So what attributed to the poor numbers? According to The Wall Street Journal, Lazard saw a decline in its advisory revenue and higher-than-expected compensation costs even with its 20 percent discretionary bonus cut at year’s end.

For the fourth quarter, Lazard’s advisory business revenue (including M&A fees, capital markets and restructuring) dropped to $260.5 million (26 percent) from the previous year along with a 20 percent drop in the firm’s asset-management unit. For 2011, revenue for this area declined 11 percent to $992.2 million.

At the end of the fourth quarter, average assets under management had fallen to  $140.14 billion, down from 2010’s $149.46 billion.

In 2011, Lazard had been an adviser in a number of large deals including Medco Health Solutions Inc. ($34.3 billion sale to Express Scripts Inc.) and Progress Energy Inc. ($25.5 billion announced sale to Duke Energy Corp), according to Bloomberg.
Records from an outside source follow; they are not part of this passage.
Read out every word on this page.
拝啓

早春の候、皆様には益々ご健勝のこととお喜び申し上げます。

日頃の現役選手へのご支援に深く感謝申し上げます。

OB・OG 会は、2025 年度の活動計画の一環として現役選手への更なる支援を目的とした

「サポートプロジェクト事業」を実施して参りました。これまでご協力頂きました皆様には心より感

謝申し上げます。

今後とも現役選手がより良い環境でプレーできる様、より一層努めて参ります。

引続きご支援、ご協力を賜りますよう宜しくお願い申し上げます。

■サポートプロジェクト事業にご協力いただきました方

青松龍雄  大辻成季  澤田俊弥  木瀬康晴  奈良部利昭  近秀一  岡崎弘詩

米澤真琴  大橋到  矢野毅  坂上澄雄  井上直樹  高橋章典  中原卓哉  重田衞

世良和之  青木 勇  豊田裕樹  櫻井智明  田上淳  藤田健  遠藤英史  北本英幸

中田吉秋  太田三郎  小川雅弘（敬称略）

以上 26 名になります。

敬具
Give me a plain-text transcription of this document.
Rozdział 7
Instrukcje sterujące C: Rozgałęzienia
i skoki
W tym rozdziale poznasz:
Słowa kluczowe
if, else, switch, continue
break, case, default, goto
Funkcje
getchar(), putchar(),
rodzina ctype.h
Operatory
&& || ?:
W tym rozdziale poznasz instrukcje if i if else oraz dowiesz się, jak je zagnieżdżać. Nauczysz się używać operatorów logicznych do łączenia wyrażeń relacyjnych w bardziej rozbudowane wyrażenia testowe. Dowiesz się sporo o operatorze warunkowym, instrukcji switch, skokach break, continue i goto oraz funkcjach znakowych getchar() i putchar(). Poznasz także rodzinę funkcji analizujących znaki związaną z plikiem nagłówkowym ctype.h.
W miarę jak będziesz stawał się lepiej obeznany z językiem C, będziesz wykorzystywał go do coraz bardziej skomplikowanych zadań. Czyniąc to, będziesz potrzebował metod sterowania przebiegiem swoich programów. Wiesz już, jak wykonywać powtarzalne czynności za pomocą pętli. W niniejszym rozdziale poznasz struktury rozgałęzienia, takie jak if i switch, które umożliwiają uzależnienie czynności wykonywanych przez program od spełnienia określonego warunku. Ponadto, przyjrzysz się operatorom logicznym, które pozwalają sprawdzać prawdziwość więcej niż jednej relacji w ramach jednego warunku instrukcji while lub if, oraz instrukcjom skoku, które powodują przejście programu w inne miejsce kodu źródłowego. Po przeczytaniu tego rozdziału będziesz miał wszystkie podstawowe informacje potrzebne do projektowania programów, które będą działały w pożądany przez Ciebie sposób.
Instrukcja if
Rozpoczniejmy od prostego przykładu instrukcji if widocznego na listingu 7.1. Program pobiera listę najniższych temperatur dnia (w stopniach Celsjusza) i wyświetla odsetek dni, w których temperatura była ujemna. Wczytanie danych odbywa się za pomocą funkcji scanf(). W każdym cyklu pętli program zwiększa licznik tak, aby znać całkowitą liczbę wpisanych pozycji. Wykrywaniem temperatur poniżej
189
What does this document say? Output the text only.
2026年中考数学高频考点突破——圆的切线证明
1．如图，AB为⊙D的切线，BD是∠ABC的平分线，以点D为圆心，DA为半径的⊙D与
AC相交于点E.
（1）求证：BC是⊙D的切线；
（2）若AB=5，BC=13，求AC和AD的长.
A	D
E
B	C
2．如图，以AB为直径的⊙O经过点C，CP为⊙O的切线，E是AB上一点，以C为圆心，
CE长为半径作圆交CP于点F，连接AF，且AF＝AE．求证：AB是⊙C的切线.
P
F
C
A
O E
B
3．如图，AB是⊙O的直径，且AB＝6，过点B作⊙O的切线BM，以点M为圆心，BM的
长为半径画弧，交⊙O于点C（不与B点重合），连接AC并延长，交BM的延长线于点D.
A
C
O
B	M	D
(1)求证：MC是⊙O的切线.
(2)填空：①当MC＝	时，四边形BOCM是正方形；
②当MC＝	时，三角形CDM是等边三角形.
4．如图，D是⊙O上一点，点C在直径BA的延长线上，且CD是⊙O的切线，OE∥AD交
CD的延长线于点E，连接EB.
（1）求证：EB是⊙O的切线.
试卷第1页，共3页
In an interview after earnings were announced by the firm, Lazard Chief Executive Officer Kenneth Jacobs said, “We saw turmoil in the markets beginning in the summer, and by the mid fourth-quarter, you were really feeling the impact of that. Things that were started didn’t get completed. Things that were almost done got pushed off. That’s the nature of what happens when you get periods of turmoil.”

For 2011, Lazard’s net income was $178 million, down 36 percent. Revenue also declined to $1.9 billion (five percent).

Compensation expenses

Analysts noted a large rise in compensation costs with a 59 percent accrual ratio during the first three quarters of 2011 while the fourth quarter was 72 percent. This came from deferred pay costs from previous years including $70 million from 2007 and 2008.

According to Lazard’s executives, the compensation ratio at 62 percent of annual revenues sits at the high end of targets, again because of deferrals.  To stop this in the future, the firm plans to contain this number to 23 percent of total compensation.

Lazard Chief Financial Officer Matthieu Bucaille noted in Monday’s earnings conference call, “More deferral now would just mean more expense in the future, or in other words, current income at the expense of future income.”

Looking Ahead

In an interview after Monday’s earning announcement, Jacobs acknowledged the tough market conditions in the fourth quarter but appeared more optimistic about 2012 thanks to the market’s good start as well the firm also being “off to a promising start.”

He confidence continued in Monday’s earnings conference call to analysts by saying, “The tone is clearly a little bit better now than it was in the fall.”